Surat and Galilee basins
High-resolution seismic reflection data in the Surat and Galilee geological basins, Queensland, suggests Neogene faults are present in both basins, and that these structural features may compartmentalise the groundwater systems and provide potential pathways for inter-aquifer leakage. This has implications for how water resources are developed and managed. However, given the high costs of high-resolution seismic reflection data collection, mapping these features in detail can be cost-prohibitive. Airborne electromagnetics (AEM) provides a potential cost-effective alternative to map near-surface (<100-200 m) Neogene faults. Lower per-kilometer costs enable industries, government and academia to collect more data and there better understand aquifer hydrodynamics and structural compartmentalisation of sedimentary basins.

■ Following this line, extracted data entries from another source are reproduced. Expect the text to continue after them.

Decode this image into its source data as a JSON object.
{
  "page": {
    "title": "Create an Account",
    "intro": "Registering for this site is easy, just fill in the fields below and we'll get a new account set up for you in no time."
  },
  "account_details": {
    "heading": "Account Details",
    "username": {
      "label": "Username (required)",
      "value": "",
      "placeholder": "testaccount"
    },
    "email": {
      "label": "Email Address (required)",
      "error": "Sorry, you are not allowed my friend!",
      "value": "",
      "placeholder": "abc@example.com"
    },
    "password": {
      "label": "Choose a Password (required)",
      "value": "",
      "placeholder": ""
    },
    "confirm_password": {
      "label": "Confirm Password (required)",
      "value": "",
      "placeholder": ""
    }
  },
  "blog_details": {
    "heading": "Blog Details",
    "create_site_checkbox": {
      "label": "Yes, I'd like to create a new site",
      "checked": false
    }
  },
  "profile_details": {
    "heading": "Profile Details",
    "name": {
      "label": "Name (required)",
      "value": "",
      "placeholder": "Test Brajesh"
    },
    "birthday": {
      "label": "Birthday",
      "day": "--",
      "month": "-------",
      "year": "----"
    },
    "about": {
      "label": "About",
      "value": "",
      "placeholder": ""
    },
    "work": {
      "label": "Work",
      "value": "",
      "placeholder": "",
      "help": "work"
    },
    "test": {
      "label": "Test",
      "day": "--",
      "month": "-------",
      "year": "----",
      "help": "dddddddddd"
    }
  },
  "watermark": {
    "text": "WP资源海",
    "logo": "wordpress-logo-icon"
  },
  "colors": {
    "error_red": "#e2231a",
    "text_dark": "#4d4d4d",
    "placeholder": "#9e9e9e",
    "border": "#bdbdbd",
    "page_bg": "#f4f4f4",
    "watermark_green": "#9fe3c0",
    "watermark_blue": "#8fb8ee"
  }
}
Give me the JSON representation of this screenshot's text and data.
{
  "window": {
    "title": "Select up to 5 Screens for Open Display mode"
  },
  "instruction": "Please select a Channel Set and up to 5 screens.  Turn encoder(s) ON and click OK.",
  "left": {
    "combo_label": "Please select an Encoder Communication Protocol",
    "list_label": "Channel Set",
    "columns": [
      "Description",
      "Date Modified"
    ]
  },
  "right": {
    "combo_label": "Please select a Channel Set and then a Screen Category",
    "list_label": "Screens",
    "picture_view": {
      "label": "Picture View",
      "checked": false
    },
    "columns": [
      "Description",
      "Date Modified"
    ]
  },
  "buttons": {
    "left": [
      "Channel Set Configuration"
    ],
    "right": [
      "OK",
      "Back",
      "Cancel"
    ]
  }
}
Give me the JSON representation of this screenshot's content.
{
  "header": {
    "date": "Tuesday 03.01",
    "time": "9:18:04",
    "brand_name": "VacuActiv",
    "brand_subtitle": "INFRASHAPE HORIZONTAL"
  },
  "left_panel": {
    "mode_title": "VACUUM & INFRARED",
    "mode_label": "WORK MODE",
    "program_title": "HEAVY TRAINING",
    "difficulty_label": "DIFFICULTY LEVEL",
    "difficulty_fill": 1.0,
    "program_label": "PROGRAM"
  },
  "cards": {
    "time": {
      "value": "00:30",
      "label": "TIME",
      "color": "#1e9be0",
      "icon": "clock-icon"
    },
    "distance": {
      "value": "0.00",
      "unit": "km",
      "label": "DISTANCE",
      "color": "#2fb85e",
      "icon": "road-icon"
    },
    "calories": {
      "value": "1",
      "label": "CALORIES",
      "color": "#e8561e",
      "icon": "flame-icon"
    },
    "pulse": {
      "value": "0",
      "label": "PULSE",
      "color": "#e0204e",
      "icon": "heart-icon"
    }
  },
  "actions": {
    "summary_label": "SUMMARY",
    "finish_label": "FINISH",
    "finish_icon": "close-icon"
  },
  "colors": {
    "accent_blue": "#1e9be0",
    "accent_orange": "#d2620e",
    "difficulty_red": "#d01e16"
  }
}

The Surat-Galilee Project acquired 4,477 line-kilometre of AEM data across the Surat and Galilee geological basins (see Figure 1) in 2017. The survey was designed to acquire data either coincident or proximal to existing seismic reflection surveys for ease of comparison between the two datasets. Once released, this data will therefore enable industries, government, and academia to assess the suitability of AEM for detecting near-surface structural features in the area in comparison with seismic data.
The Project will deliver the new 4,477 line-kilometre Airborne electromagnetic (AEM) and magnetic data in June 2020.